Using this calculator https://alloscomp.com/bitcoin/calculator and using 575,000 Gh/s (is that right?) the calculator gets about $260k per month. With $60K for electricity and let's say $10k for misc. overhead I would guess they are clearing close to $190k per month.

misterbwong|11 years ago

Quite interesting. What's to stop the bitcoin pool from consolidating into a few key players as difficulty to mine progresses? There's no way that the miners are spending >250k/mo and pushing bitcoins back into the system. Wouldn't this hypothetically consolidate wealth in the hands of those with enough capital to create monstrous factories like this?

pmalynin|11 years ago

I wonder about the effects of such establishments on the Bitcoin ecosystem as a whole. In theory, they're supposed to strengthen the network by providing more hashing power. But what worries me is the onset of mega-pools composed of such factories that will gain >51% of the network's computational power effectively gaining a monopoly on Bitcoin.

EStudley|11 years ago

There is no reason factories like this would WANT to disrupt the Bitcoin network if it's their source of income.. If any organization can get enough hashrate to topple the network, they will lose all that money by toppling the network.

bdcravens|11 years ago

That's the one thing that keeps eating at me. Would it not be trivial for a large corporation or government entity to throw enough money around to accomplish this? The only response I hear is that the market will magically prevent this.

angersock|11 years ago

The cables snaking everywhere and the old hardware piles give me flashbacks to Serial Experiments Lain.
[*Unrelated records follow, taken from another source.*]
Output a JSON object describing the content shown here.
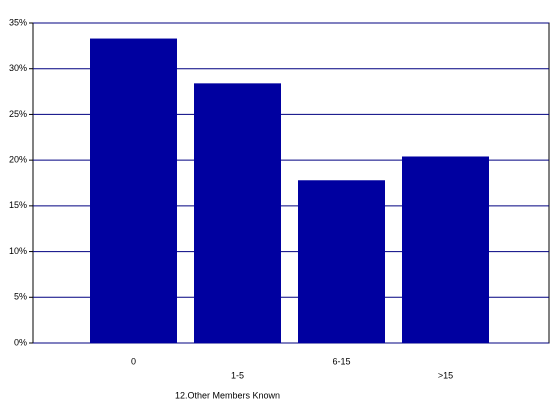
{
  "chart_data": {
    "type": "bar",
    "x_label": "12.Other Members Known",
    "categories": [
      "0",
      "1-5",
      "6-15",
      ">15"
    ],
    "values": [
      33.3,
      28.4,
      17.8,
      20.4
    ],
    "color": "#0000a0",
    "ylim": [
      0,
      35
    ],
    "yticks": [
      {
        "value": 0,
        "label": "0%"
      },
      {
        "value": 5,
        "label": "5%"
      },
      {
        "value": 10,
        "label": "10%"
      },
      {
        "value": 15,
        "label": "15%"
      },
      {
        "value": 20,
        "label": "20%"
      },
      {
        "value": 25,
        "label": "25%"
      },
      {
        "value": 30,
        "label": "30%"
      },
      {
        "value": 35,
        "label": "35%"
      }
    ],
    "grid": true
  }
}
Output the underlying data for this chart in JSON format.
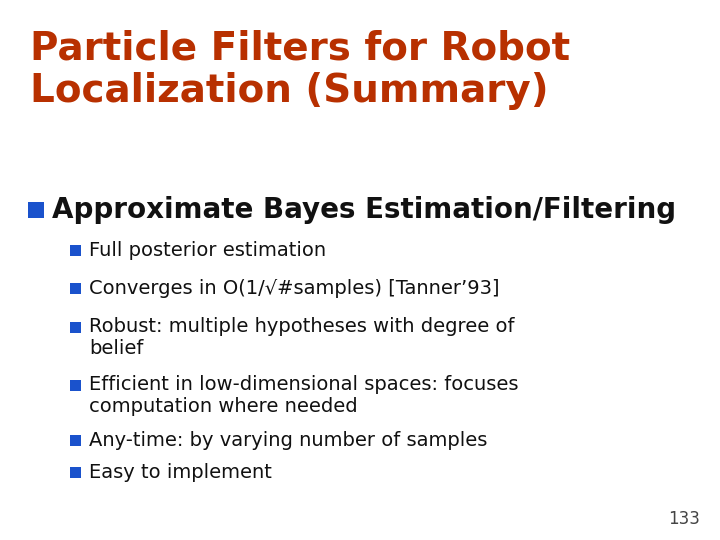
{
  "title_line1": "Particle Filters for Robot",
  "title_line2": "Localization (Summary)",
  "title_color": "#b83000",
  "background_color": "#ffffff",
  "main_bullet": "Approximate Bayes Estimation/Filtering",
  "text_color": "#111111",
  "slide_number": "133",
  "bullet_square_color": "#1a52cc",
  "title_fontsize": 28,
  "main_fontsize": 20,
  "sub_fontsize": 14,
  "pagenumber_fontsize": 12,
  "sub_bullets": [
    "Full posterior estimation",
    "Converges in O(1/√#samples) [Tanner’93]",
    "Robust: multiple hypotheses with degree of\nbelief",
    "Efficient in low-dimensional spaces: focuses\ncomputation where needed",
    "Any-time: by varying number of samples",
    "Easy to implement"
  ],
  "sub_multiline": [
    false,
    false,
    true,
    true,
    false,
    false
  ]
}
All they're missing is some chrome and neon, and we're living the cyberpunk dream.

VBprogrammer|11 years ago

I wonder how much effort they've put into optimisation? Small gains (1-2% rather than order of magnitudes) for these guys obviously mean a lot more than for any bedroom operation.

wmf|11 years ago

OTOH, every day earlier that you start mining is also worth money. This favors more conservative chip design. Now that conservative 28 nm ASICs are available, they may switch focus to optimizing the design.

b1db77d2|11 years ago

They're ASIC processors. It's already set in stone (silicon, whatever).

readerrrr|11 years ago

What is their internet connection, fiber? Surely they must have a special contract or multiple providers.

brixon|11 years ago

I don't think Bitcoin is a big bandwidth user. A lot of little/small connections.